September 14, 1999
by Ernie Pinson
PIECES OF EIGHT TO CONSIDER FOR DRAMA, MUSIC, ART, AND BOOK REVIEWS
WHAT TO DO
WHAT NOT TO DO
There are those who argue that a reviewer should not characterize, evaluate, or assess; that he should only present, report, and record the factual details. But as you can see from the definitions above, that defeats the role of a reviewer, reducing him to a recording machine. A reviewer has to compress the details of the performance into a single column (my reviews average about 850 words), and he must selectively mention actors, events, and details, for clearly he can't cover them all. Thus, an important part of the reviewer's job is to establish values and standards in terms of art and its purpose. It is also his job to help readers distinguish quality from the mundane and help them see not only value, but the basis for evaluation. How can an audience learn different types and levels of art if I do not bring my training to bear honestly on the object being reviewed?
A reviewer must make judgements based on comparisons with other arts of like nature from other regions. He per force must evaluate relative to other performers, cities, museums; otherwise the audience is never able to assess the "worth" of the reviewer. He must serve the interest of the public, not the artist, not the advertisers, not the performers, not the company, or theater, or concert hall, or museum, not even the Board of Directors, for they all have vested, self-promotional interests.
As a writer about and for the public, my allegiance is first and foremost to the public. Readers depend upon me to give them my best informed and fair comments of plays, concerts, operas, museums, books, I come across. They expect my review to be honest, balanced, and reasonable in the assessment. "Balanced" is a key word here. A reviewer doesn't want to be all negative, because that surely must be something good to say, But it can't be all peaches and cream either with glowing accolades. This means, of course, that in some cases an actor, director, or performer may incur some negative remarks, and that may hurt. But it is his job to critique, to explain, to assess the performance as well as the audience's reaction to that performance, and not, thereby, to sugar coat or vaguely allude to what he considers flaws or short comings. It is not his purpose to build up the arts in a community, nor is it his function to tear them down. It is, rather, his job to describe and assess what others do to create, build up, or tear down the community arts. Thus a reviewer is by nature a critic.

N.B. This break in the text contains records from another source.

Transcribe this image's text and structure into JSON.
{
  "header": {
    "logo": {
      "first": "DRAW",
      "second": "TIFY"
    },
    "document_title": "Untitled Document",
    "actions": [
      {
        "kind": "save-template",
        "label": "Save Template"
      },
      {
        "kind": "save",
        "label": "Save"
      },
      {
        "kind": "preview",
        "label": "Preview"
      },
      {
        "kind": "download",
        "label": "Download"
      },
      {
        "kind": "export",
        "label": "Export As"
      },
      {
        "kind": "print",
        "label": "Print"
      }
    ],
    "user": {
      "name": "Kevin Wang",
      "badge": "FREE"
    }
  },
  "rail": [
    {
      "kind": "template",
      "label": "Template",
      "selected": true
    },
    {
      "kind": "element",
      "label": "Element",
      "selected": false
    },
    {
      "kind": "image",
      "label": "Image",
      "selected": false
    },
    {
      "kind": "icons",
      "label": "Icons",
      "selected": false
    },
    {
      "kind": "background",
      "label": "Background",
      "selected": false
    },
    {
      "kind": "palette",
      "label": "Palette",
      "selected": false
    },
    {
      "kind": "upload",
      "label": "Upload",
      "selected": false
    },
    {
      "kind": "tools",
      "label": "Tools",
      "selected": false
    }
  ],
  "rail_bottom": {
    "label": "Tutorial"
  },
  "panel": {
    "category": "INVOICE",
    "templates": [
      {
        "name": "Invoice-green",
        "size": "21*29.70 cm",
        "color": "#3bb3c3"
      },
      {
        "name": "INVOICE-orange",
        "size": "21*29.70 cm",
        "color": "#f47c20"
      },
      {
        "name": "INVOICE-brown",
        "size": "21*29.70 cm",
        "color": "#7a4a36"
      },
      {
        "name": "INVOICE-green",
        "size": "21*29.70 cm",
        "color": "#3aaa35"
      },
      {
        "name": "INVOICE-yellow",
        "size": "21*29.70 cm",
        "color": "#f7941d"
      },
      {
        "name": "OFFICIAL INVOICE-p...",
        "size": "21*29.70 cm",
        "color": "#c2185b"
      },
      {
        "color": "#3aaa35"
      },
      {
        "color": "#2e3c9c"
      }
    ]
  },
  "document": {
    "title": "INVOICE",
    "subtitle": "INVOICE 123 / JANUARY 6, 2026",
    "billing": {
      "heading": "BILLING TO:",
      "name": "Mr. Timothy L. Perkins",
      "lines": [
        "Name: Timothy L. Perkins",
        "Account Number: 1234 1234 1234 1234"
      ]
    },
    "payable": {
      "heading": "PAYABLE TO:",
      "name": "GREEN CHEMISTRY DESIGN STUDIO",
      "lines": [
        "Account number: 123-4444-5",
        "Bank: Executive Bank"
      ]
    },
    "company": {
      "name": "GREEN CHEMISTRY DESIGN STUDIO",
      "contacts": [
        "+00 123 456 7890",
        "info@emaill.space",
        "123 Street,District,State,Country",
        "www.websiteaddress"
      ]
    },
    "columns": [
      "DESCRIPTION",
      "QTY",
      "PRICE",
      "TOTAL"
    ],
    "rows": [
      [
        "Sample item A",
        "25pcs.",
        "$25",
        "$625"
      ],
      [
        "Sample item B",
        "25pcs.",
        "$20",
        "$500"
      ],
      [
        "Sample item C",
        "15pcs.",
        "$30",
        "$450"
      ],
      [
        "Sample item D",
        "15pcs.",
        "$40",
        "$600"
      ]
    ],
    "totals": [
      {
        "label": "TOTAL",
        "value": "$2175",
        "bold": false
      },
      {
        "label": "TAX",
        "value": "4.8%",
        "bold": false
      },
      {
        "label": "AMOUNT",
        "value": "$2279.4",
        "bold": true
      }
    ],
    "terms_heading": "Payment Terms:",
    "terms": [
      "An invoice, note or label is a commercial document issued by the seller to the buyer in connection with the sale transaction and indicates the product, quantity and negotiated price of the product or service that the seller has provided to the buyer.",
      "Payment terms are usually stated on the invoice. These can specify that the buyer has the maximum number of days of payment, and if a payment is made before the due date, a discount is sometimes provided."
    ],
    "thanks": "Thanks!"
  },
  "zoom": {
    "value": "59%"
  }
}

There are three kinds of generally accepted criticisms -- constructive, destructive, and descriptive. The first two types should be obvious; the last one means the reviewer speaks with a silver, vague tongue, or with no tongue at all -- his words lack substance. In fact, the best known reviewers (mostly in New York) have built their reputations on insightful positive and negative criticism, for readers come to depend on them to tell them where to spend their time and money, when to buy or not buy a book with their last dollar, when to see a good play or to avoid a bad one. Of course he must write the review in the context of its purpose -- are the performers amateur or professional? novices or experienced? little theater or adult theater? And of course he must feel for and treat gently those who may be young or new on stage, in print, or on canvas.
Laura Worsham of The Harbinger is an excellent book reviewer. She is not satisfied with a mere reporting of the plot or facts of a books. She assumes a reader can get the facts for him/herself. Nor is Laura satisfied with glowing accolades, or vague sweeping generalizations empty of substance. Laura's job, then, is to take her readers beyond the obvious facts to another level of realization; and she does it well without appearing snobbish (see her review of Consilence: The Unity of Knowledge Dec. 98 issue, p. 15). This is not to say other reviewers or readers must agree with her. It is to say, rather, that Laura's view is an 'informed," "studied" opinion that should be reckoned with. Her public depends upon her for that "informed" opinion, be it good or bad. (Pick up any New York Times Book Review and notice the different approaches.)
According to Plato, when Socrates is brought to trial and ultimately executed for his critical views of the Athenian Republic, he refers to himself as "the gadfly" (a large horse fly) sent by the gods to show the Republic its flaws and its merits. You need me, argued Socrates, because all the others just tell you what you want to hear, that what you do is always right. I alone tell you where flaws exist that cause republics to crumble. So it is with reviewers who are similar "gadflies." The public reads reviews precisely because they are guides conceived in honesty and absolute objectivity, for who else will honestly and objectively tell the public the truth about itself and about the arts.